熟成中に生じる澱は、主にタンニンやポリフェノール、酒石酸カリウムなどの結晶から成ります。これらの物質は、葡萄酒の色や香りに影響を与え、熟成とともに変化していきます。
澱は、葡萄酒の品質を損なうものではありません。むしろ、澱の存在は、葡萄酒が時間をかけて熟成された証と言えるでしょう。葡萄酒の種類や熟成期間によって、澱の量や成分は変化します。
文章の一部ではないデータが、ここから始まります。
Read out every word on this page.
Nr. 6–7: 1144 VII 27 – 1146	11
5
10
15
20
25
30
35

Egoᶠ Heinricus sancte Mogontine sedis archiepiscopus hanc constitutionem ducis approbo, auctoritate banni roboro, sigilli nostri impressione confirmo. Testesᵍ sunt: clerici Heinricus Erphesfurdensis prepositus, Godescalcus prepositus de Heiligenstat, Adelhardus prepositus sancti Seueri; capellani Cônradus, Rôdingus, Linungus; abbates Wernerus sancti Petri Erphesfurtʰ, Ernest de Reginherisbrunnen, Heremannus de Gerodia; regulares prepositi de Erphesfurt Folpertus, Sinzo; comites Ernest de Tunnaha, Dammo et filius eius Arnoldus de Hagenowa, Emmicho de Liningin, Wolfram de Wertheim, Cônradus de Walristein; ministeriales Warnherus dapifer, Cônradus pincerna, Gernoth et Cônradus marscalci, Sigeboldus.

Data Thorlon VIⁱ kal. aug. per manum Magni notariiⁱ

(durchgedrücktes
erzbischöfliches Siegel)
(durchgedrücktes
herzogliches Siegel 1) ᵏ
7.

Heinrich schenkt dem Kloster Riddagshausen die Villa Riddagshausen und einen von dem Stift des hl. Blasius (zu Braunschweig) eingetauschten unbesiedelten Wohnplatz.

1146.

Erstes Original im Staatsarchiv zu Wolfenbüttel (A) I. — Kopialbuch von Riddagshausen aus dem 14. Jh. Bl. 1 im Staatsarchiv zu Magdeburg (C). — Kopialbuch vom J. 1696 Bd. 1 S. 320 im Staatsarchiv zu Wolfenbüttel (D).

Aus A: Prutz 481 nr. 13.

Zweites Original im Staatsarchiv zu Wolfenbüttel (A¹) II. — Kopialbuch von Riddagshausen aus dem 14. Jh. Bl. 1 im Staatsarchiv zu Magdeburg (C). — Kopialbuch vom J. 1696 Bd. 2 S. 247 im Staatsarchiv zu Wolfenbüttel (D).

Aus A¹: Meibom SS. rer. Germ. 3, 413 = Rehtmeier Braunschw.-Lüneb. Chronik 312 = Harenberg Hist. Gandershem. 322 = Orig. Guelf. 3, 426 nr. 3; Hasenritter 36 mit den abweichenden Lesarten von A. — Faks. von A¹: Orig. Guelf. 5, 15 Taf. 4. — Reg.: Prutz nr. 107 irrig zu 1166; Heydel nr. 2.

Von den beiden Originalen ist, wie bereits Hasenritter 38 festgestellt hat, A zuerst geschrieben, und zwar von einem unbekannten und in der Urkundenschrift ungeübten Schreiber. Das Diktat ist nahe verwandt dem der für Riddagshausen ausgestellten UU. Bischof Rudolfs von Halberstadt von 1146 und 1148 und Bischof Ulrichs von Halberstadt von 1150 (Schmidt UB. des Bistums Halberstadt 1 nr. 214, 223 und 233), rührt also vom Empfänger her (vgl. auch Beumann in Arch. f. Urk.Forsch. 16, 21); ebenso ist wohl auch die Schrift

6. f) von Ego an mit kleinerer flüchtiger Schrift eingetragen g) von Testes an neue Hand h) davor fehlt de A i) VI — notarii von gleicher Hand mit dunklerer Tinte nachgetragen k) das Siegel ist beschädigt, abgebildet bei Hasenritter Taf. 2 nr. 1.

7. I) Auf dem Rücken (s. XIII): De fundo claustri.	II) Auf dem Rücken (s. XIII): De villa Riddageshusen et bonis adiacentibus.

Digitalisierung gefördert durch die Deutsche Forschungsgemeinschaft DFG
若い葡萄酒には、果実由来の澱が多く含まれる一方で、熟成した葡萄酒には、タンニンやポリフェノール由来の澱が多く含まれる傾向があります。
澱があるからといって、必ずしも取り除く必要はありませんが、口当たりを滑らかにするために、澱引きという作業を行う場合があります。澱引きとは、容器を傾けて静かに澱を沈殿させ、上澄みだけを別の容器に移し替える作業です。家庭でも、デキャンタと呼ばれる専用の容器を用いて澱引きを行うことができます。
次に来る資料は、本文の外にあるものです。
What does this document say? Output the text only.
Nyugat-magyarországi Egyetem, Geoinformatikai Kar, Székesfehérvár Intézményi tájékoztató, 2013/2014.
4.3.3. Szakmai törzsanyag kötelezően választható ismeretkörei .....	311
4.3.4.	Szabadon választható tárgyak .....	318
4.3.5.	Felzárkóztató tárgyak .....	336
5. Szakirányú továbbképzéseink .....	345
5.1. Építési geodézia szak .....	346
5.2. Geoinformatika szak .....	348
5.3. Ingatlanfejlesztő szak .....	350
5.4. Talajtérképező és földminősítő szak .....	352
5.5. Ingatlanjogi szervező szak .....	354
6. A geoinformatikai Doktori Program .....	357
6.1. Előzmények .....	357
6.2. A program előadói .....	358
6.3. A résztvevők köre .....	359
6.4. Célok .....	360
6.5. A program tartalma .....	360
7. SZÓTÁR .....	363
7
澱は、葡萄酒の歴史や製造過程、そして熟成の深まりを物語る存在です。澱を理解することで、葡萄酒をより深く味わうことができるでしょう。
| 澱の種類 | 発生時期 | 主成分 | 影響 | 備考 |
|---|---|---|---|---|
| 発酵澱 | 発酵過程 | 死んだ酵母、果皮、果肉、種のかけら | 葡萄酒に複雑な風味や奥行きを与える | |
| 熟成澱 | 熟成中 | タンニン、ポリフェノール、酒石酸カリウム | 葡萄酒の色や香りに影響 | 熟成とともに変化 |
オリの種類

ぶどう酒の中には、液体の中に沈殿物を見かけることがあります。これを「おり」と言います。おりには種類があり、大きく分けて、酒造りの段階で生じるものと、じっくりと寝かせる段階で生じるものの二種類があります。
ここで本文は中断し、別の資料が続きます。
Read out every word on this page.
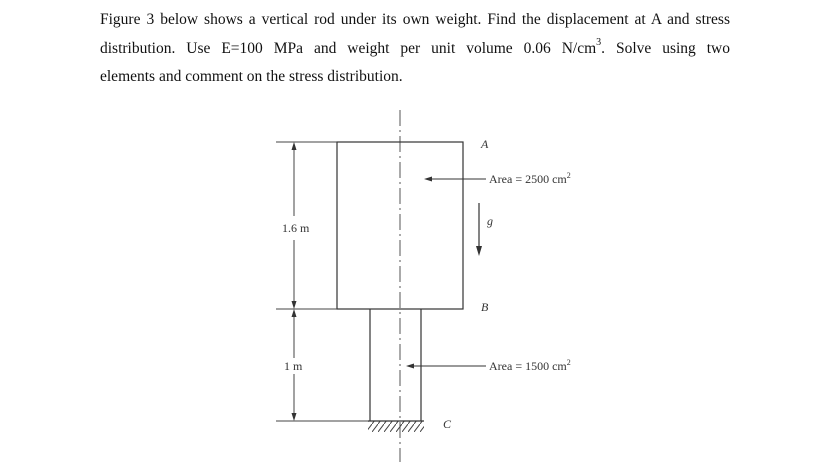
Figure 3 below shows a vertical rod under its own weight. Find the displacement at A and stress
distribution. Use E=100 MPa and weight per unit volume 0.06 $N/cm^3$. Solve using two
elements and comment on the stress distribution.

1.6 m
1 m
Area = 2500 $cm^2$
Area = 1500 $cm^2$
g
A
B
C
まず、酒造りの段階で生じるおりについて説明します。これは主に、ぶどうの皮や実、種、そしてお酒を作るために欠かせない酵母が活動を終えたものからできています。いわば、ぶどう酒が生まれる過程で自然に生まれるもので、一次おりとも呼ばれます。このおりは、ぶどう酒にみずみずしい果実の風味や、複雑な香りを添える役割を果たします。
次に、寝かせる段階で生じるおりについて説明します。こちらは、ぶどうの渋み成分であるタンニンや、色の成分であるポリフェノール、そしてぶどうに含まれる酒石酸カリウムといった成分が、長い時間をかけて結合し、結晶化したものです。二次おりとも呼ばれるこのおりは、ぶどう酒にまろやかさと奥行きを与えます。熟成を経たぶどう酒に見られるこのおりは、時間の経過とともに変化していくぶどう酒の味わいを象徴するものでもあります。
このように、おりには二つの種類があり、それぞれ異なる成分からできています。また、ぶどう酒の風味や香りに与える影響も異なります。一次おりはフレッシュな風味、二次おりは熟成によるまろやかさや深みといった具合です。どちらも、ぶどう酒にとって重要な要素であり、個性豊かな味わいを生み出すために欠かせない存在です。おりがあることで、ぶどう酒はより複雑で奥深い味わいを持つ飲み物へと変化していくのです。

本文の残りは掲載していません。